El Tordo y la Seducción del Bosquecillo

En un tranquilo bosquecillo vivía un tordo, una ave atraída irresistiblemente por los jugosos granos que crecían entre los mirlos. Día tras día, el tordo se deleitaba con este festín, volviendo una y otra vez a este lugar, incapaz de resistir el encanto de las pepitas.

Un cazador, observador y astuto, notó la rutina del tordo y trazó un plan para capturarlo. Pacientemente, esperó el momento oportuno, cuando el tordo, sumido en su placer, olvidaba los riesgos a su alrededor.
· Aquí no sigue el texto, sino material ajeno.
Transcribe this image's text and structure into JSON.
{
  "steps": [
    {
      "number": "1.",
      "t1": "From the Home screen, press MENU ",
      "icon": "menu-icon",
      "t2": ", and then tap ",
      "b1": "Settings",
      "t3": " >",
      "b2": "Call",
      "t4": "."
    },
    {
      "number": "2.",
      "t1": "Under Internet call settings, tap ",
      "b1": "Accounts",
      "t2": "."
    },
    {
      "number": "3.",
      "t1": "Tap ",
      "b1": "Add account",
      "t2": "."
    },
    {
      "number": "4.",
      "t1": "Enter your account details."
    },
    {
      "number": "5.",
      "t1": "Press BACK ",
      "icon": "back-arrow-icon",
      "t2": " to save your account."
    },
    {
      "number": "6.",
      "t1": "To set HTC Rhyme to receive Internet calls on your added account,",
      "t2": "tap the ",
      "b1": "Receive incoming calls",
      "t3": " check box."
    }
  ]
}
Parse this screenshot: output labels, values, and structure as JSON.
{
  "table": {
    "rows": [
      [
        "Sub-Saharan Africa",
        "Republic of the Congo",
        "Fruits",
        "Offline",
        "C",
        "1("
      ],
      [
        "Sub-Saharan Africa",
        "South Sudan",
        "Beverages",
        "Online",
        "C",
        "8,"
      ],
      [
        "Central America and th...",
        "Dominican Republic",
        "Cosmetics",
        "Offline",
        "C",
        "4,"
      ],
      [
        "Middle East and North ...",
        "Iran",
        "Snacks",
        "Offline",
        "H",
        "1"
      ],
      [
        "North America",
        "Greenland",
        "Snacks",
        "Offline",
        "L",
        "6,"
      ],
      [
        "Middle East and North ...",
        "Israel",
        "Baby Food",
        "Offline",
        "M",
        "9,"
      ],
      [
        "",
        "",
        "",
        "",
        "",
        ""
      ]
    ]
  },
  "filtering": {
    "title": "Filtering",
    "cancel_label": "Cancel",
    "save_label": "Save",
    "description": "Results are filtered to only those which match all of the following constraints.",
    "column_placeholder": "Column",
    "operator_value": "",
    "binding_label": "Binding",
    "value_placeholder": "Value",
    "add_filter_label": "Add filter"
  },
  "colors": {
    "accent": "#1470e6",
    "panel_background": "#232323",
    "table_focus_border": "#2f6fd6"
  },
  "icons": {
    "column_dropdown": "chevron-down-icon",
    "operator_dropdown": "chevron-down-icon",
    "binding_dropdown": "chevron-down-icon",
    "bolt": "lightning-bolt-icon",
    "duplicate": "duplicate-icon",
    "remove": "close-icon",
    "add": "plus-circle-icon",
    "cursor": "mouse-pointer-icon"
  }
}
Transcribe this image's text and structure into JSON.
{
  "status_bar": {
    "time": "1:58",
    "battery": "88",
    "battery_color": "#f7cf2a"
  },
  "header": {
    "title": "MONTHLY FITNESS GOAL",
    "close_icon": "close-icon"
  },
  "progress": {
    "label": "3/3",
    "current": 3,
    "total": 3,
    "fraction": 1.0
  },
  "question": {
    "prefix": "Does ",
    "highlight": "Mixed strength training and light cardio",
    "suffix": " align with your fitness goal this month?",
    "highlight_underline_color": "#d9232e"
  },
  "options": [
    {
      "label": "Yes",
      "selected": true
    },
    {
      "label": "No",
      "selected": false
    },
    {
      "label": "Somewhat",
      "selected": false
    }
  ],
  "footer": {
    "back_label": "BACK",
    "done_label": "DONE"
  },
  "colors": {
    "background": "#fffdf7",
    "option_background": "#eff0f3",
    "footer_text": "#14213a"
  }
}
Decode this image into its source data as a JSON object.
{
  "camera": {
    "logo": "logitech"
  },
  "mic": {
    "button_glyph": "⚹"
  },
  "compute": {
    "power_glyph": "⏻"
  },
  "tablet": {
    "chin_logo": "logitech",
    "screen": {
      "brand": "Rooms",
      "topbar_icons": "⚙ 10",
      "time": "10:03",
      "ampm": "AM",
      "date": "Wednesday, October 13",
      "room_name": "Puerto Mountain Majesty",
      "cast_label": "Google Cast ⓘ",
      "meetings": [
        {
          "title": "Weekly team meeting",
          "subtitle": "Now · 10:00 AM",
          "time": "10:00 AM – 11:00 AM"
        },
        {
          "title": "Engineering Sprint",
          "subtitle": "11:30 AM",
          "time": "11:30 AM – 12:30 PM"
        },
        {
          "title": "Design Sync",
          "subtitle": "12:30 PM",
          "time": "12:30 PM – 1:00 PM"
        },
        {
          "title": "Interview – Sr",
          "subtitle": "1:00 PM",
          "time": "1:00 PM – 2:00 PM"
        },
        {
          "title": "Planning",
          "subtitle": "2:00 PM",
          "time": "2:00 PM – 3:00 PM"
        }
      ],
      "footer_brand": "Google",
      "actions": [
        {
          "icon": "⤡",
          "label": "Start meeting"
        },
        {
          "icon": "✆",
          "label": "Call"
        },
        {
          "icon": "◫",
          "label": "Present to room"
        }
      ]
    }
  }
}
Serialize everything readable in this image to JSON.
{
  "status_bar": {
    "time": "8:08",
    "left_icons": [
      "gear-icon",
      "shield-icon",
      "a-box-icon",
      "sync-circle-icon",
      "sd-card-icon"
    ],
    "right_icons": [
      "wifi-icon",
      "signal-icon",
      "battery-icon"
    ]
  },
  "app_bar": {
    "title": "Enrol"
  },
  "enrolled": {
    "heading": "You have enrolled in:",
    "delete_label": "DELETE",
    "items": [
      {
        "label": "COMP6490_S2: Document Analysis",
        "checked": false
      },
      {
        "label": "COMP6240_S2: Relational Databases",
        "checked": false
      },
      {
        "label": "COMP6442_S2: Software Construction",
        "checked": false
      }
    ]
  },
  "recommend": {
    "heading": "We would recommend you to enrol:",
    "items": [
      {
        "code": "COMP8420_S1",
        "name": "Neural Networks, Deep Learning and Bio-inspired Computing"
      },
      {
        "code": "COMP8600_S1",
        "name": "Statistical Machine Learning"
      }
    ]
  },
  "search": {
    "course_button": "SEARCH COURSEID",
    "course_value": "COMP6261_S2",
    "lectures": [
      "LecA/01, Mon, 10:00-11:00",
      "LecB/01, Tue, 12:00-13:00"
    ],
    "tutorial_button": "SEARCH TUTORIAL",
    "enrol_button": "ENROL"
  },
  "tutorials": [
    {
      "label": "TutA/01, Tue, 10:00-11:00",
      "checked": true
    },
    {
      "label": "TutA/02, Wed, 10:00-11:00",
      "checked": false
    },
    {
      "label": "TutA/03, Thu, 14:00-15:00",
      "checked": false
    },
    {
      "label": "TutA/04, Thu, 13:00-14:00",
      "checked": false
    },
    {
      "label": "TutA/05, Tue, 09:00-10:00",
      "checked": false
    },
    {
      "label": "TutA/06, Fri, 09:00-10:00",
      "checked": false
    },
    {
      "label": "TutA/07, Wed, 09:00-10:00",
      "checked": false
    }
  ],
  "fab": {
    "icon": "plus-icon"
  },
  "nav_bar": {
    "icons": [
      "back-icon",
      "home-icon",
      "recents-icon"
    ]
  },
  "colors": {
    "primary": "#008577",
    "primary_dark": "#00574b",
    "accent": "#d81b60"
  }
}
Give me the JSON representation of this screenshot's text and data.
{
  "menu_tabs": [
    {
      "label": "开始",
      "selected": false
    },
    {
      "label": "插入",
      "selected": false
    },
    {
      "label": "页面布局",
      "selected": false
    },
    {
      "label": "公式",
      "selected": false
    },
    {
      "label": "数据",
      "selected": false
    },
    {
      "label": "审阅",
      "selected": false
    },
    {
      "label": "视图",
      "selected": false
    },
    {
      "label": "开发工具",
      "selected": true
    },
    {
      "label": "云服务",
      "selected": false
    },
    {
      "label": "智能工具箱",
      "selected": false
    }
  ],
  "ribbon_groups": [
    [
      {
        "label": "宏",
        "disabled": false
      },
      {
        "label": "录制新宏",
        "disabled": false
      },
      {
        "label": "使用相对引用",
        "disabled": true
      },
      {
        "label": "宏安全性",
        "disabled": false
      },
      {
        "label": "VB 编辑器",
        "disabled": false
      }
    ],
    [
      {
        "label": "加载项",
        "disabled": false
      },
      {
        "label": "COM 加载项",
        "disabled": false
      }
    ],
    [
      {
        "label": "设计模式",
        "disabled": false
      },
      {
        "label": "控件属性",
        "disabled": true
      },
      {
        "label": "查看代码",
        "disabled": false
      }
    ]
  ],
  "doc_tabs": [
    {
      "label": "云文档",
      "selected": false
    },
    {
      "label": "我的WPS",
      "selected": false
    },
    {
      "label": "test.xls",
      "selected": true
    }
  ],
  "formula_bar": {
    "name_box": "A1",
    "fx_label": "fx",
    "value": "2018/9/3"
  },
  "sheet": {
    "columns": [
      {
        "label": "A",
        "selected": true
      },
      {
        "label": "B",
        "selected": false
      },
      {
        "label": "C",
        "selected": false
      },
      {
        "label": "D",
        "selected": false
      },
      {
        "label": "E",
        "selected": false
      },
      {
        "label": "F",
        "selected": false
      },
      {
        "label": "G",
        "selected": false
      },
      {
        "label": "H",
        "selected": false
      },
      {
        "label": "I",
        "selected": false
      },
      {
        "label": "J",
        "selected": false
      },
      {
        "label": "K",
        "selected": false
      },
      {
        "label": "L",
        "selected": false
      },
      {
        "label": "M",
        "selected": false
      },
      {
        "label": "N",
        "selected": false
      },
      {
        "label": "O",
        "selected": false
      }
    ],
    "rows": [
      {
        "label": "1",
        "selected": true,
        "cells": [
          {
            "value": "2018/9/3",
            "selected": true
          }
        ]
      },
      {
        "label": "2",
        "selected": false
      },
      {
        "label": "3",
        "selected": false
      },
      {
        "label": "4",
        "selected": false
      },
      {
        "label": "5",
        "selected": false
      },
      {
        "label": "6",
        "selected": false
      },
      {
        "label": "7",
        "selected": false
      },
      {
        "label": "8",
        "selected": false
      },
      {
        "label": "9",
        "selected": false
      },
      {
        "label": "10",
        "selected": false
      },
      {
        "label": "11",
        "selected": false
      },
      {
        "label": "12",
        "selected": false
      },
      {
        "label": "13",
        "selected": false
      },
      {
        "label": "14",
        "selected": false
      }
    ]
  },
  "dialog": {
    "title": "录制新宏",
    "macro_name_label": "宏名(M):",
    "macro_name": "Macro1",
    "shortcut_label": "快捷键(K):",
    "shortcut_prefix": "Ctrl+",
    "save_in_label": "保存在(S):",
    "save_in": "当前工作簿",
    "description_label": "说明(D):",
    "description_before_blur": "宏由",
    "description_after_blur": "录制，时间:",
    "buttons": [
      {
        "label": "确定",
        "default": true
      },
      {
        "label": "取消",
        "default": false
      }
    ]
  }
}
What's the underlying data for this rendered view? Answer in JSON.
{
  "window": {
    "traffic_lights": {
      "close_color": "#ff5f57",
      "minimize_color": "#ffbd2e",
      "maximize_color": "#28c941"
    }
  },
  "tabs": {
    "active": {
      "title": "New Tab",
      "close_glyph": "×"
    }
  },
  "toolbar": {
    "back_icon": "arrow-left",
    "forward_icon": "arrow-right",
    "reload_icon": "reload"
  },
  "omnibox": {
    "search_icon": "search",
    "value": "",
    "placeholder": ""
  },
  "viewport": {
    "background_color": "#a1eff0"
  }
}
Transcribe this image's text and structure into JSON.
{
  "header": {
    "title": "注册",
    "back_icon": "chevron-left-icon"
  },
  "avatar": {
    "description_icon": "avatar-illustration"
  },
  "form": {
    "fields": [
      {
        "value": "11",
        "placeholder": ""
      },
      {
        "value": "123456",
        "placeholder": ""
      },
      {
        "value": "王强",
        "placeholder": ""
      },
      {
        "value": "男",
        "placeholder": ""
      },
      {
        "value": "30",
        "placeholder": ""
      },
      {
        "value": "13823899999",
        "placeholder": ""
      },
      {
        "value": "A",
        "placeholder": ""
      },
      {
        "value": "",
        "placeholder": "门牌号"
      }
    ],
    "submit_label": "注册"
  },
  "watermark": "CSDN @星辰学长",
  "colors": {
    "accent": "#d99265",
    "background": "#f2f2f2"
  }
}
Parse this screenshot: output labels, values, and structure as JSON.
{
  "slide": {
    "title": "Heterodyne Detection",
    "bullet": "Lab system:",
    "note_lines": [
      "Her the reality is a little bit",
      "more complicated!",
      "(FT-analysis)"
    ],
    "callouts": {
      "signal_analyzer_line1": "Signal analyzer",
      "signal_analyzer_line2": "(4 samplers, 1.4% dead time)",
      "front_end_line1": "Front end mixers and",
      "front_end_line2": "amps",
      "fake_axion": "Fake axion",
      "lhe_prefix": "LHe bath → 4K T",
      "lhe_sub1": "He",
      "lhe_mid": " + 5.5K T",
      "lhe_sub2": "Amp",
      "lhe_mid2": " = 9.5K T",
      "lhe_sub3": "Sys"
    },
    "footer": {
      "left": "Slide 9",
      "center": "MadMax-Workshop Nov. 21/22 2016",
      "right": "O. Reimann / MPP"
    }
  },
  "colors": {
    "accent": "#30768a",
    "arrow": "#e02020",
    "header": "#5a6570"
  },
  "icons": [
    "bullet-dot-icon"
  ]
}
Finalmente, el cazador tendió su trampa, y el tordo, distraído por su indulgencia, cayó en ella sin darse cuenta. Atrapado y sin escapatoria, el tordo lamentó su suerte con un suspiro lleno de remordimiento: «¡Oh desdicha mía! Por ceder ante el placer de los granos, he perdido lo más preciado: mi libertad y mi vida.»

La fábula del Tordo nos enseña una lección crucial: el exceso de indulgencia, especialmente cuando ignoramos los peligros que nos rodean, puede llevarnos a la perdición. Es vital mantener el equilibrio y la conciencia, incluso en momentos de placer, para evitar las trampas ocultas en nuestras tentaciones.